Others, including the former US Secretary of State Colin Powell, have said in public that engaging Hamas, whatever you think about them, is unavoidable.
But that would require a shift in the Quartet's policy of boycotting Hamas until it abandons violence, recognises Israel and accepts the agreements Palestinians have already made with the Jewish state.
One possible way out of the dilemma has been suggested by Ephraim Halevy, the former head of Mossad, Israel's secret intelligence service.
He told the BBC that the demand that Hamas recognises Israel should be dropped, if the other two conditions were met.
No illusions
The main focus for diplomacy at the moment is the proposed Middle East summit in the United States in November.
Israeli Prime Minister Ehud Olmert and Palestinian Authority President Mahmoud Abbas are having regular meetings in which they are nibbling at the edges of some of the politically radioactive issues that divide them.
No-one is under the illusion that they will make much progress.

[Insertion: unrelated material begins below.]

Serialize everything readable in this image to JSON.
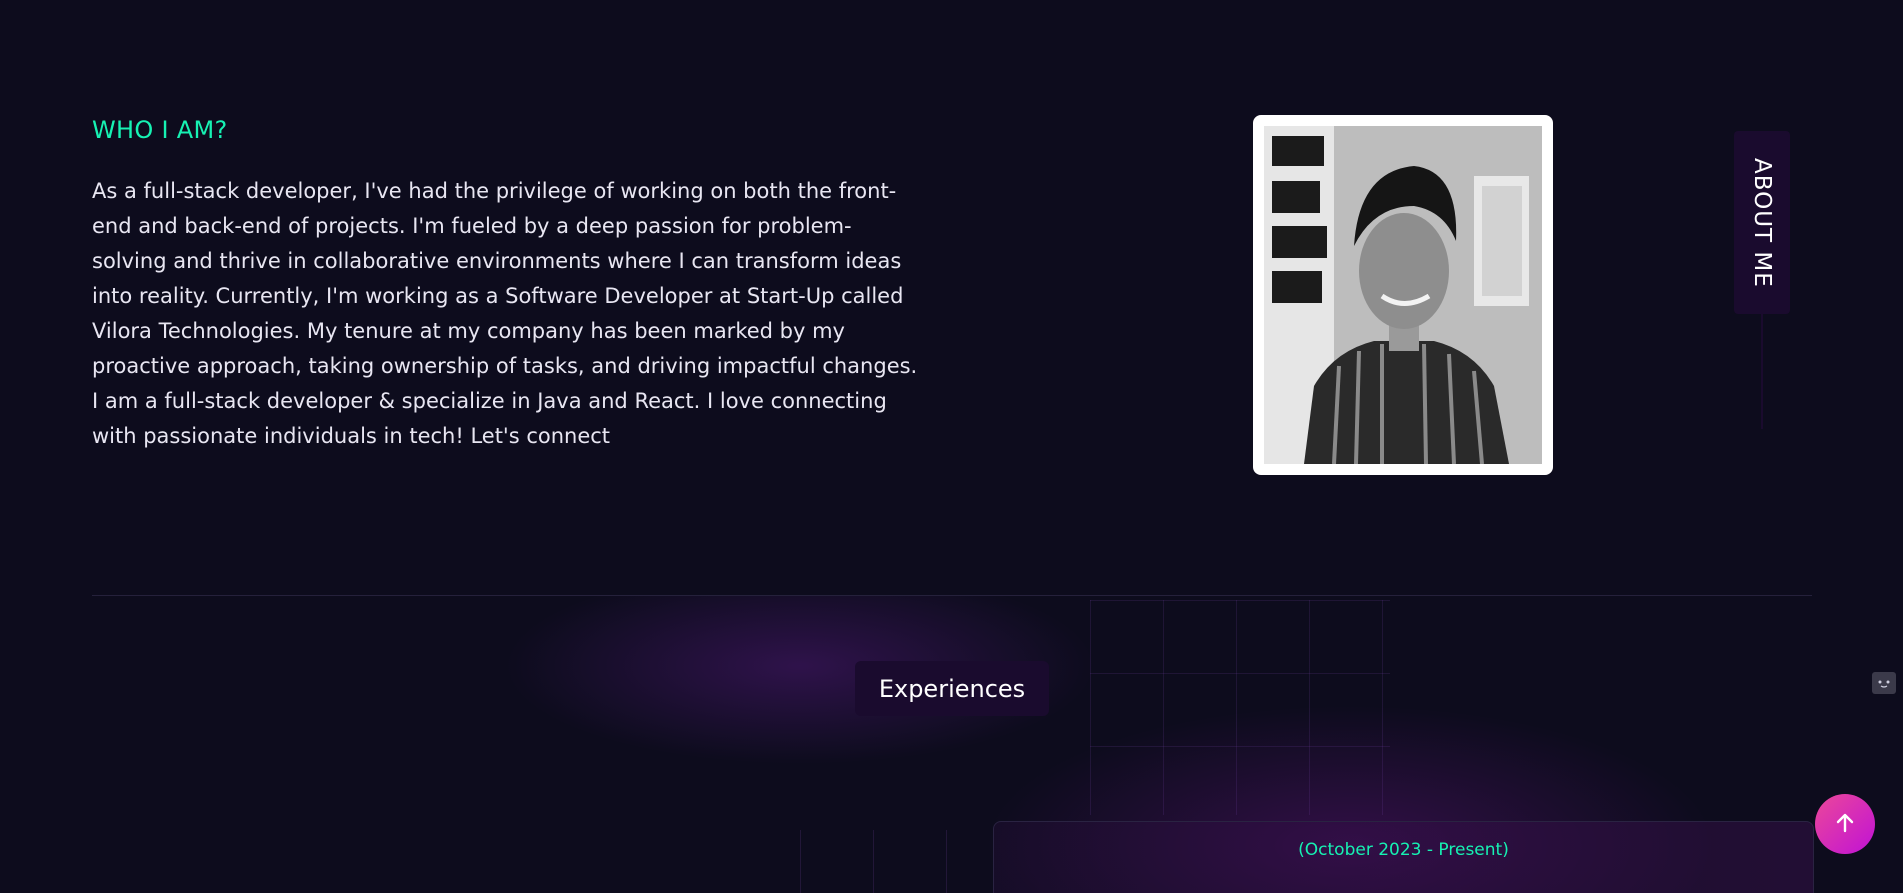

Their best hope is that they come up with a credible enough plan of action to make the summit worth holding.
Hamas is not included in the dialogue. The government set up by President Abbas to replace the doomed Fatah-Hamas coalition has joined the Quartet's boycott.
But Hamas is a political reality, and it has enough support to wreck any arrangement made by Messrs Olmert and Abbas that it did not like.
So a fundamental question remains. How can a sustainable deal be made by Israel and the Palestinians without the participation of Hamas?
So far, apart from a vague hope that Hamas will wither away under outside pressure, no-one has managed to come up with a credible answer.
Mr Blair is going to be busy. And he must be conscious that his predecessor resigned in frustration.